Tom Kimber

Personal information
- Full name: Thomas CR Kimber
- Born: 10 May 1990 (age 36)
- Batting: Right-handed
- Bowling: Left-arm medium
- Role: Wicket-keeper

International information
- National side: Guernsey;
- T20I debut (cap 15): 15 June 2019 v Germany
- Last T20I: 20 June 2019 v Denmark

Career statistics
| Competition | T20I |
| Matches | 3 |
| Runs scored | 5 |
| Batting average | 1.66 |
| 100s/50s | 0/0 |
| Top score | 2 |
| Catches/stumpings | 0/1 |
- Source: Cricinfo, 26 May 2026

= Tom Kimber =

Guernsey cricketer (born 1990)

Tom Kimber (born 10 May 1990) is a cricketer who plays for Guernsey.
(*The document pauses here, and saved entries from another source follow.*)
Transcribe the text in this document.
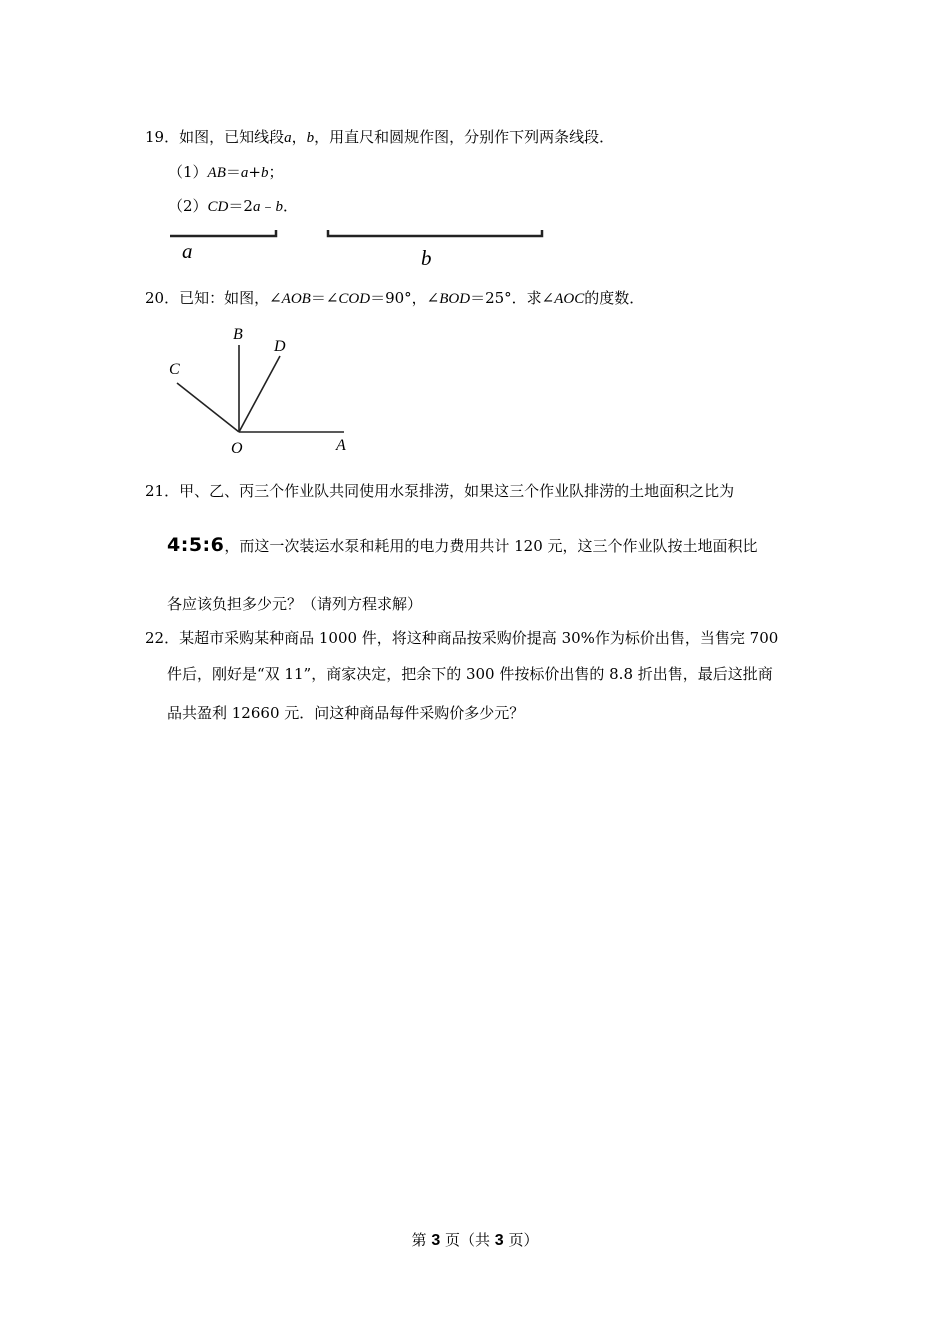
19．如图，已知线段a，b，用直尺和圆规作图，分别作下列两条线段．
（1）AB＝a+b；
（2）CD＝2a﹣b．
a	b
20．已知：如图，∠AOB＝∠COD＝90°，∠BOD＝25°．求∠AOC的度数．
B
D
C
O	A
21．甲、乙、丙三个作业队共同使用水泵排涝，如果这三个作业队排涝的土地面积之比为
4:5:6，而这一次装运水泵和耗用的电力费用共计 120 元，这三个作业队按土地面积比
各应该负担多少元？（请列方程求解）
22．某超市采购某种商品 1000 件，将这种商品按采购价提高 30%作为标价出售，当售完 700
件后，刚好是“双 11”，商家决定，把余下的 300 件按标价出售的 8.8 折出售，最后这批商
品共盈利 12660 元．问这种商品每件采购价多少元？
第 3 页（共 3 页）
He played in the 2014 ICC World Cricket League Division Five tournament. In May 2015 he participated in the 2015 ICC Europe Division One tournament. He played in the 2016 ICC World Cricket League Division Five tournament.
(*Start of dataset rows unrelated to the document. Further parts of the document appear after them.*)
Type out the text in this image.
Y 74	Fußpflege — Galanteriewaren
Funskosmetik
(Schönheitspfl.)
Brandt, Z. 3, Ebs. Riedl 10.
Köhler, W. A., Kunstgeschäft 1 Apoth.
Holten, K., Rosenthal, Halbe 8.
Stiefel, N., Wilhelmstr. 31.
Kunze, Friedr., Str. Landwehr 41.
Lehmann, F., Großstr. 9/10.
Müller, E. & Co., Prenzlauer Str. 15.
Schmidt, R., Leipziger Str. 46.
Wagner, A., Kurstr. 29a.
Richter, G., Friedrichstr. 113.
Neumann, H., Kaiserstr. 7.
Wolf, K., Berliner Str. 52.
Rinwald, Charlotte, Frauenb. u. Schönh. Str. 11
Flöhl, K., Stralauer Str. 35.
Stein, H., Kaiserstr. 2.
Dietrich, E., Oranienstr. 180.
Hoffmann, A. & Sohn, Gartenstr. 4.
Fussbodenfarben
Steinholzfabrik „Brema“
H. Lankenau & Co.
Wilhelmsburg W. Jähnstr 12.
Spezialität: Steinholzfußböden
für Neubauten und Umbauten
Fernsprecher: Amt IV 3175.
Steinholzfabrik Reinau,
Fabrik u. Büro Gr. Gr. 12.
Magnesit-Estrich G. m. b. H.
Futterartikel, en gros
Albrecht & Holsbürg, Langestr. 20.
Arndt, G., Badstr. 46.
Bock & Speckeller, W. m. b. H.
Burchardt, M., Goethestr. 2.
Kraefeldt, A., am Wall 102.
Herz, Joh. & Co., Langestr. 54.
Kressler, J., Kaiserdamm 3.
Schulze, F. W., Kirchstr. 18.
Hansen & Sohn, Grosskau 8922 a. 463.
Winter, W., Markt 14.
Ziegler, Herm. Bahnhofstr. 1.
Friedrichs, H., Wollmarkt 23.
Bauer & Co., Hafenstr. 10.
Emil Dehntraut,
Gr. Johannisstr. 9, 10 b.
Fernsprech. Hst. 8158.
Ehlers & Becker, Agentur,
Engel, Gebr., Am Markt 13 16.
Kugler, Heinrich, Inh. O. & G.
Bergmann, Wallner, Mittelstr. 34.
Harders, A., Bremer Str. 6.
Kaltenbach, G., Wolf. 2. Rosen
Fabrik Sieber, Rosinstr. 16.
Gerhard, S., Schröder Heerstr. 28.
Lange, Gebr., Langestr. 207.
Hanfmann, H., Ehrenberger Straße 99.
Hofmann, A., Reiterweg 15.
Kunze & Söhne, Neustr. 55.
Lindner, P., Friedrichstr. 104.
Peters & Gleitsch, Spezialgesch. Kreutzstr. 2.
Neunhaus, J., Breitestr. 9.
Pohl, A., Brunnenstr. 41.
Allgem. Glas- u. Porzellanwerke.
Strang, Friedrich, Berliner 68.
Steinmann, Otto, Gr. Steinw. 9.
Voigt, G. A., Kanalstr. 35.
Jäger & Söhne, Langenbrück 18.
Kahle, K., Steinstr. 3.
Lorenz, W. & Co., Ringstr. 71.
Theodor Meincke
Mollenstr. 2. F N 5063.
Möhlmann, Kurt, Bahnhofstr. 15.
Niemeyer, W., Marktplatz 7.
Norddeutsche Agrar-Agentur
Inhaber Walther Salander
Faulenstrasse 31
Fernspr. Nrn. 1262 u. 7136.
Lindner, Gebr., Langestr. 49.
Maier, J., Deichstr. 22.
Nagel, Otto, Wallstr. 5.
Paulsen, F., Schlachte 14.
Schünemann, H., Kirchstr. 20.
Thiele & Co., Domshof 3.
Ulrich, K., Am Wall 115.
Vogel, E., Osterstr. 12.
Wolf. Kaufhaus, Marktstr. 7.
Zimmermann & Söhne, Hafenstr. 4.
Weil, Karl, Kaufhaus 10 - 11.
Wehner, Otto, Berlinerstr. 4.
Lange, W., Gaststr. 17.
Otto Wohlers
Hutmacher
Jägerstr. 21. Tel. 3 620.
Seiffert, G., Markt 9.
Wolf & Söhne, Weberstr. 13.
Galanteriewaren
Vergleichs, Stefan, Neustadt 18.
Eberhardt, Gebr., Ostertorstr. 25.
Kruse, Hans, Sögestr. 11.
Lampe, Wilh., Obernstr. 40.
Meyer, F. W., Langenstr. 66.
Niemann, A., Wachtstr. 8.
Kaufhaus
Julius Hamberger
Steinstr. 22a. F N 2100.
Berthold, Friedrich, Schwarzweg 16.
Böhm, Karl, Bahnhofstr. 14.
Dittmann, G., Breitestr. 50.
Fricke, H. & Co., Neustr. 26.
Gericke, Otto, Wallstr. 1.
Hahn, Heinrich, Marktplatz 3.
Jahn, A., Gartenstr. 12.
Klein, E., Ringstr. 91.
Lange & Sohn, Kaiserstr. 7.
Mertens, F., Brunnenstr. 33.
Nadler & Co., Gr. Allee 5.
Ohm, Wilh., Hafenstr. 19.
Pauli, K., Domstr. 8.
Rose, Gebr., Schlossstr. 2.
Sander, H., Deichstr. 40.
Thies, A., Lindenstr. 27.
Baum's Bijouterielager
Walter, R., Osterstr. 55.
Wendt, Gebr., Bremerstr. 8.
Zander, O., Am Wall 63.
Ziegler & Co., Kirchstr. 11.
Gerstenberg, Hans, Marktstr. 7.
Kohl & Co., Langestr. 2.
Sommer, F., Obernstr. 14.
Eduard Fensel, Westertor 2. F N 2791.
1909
In May 2019, he was named in Guernsey's squad for the 2019 T20 Inter-Insular Cup. The same month, he was named in Guernsey's squad for the Regional Finals of the 2018–19 ICC T20 World Cup Europe Qualifier tournament in Guernsey. He made his Twenty20 International (T20I) debut for Guernsey, against Germany, on 15 June 2019.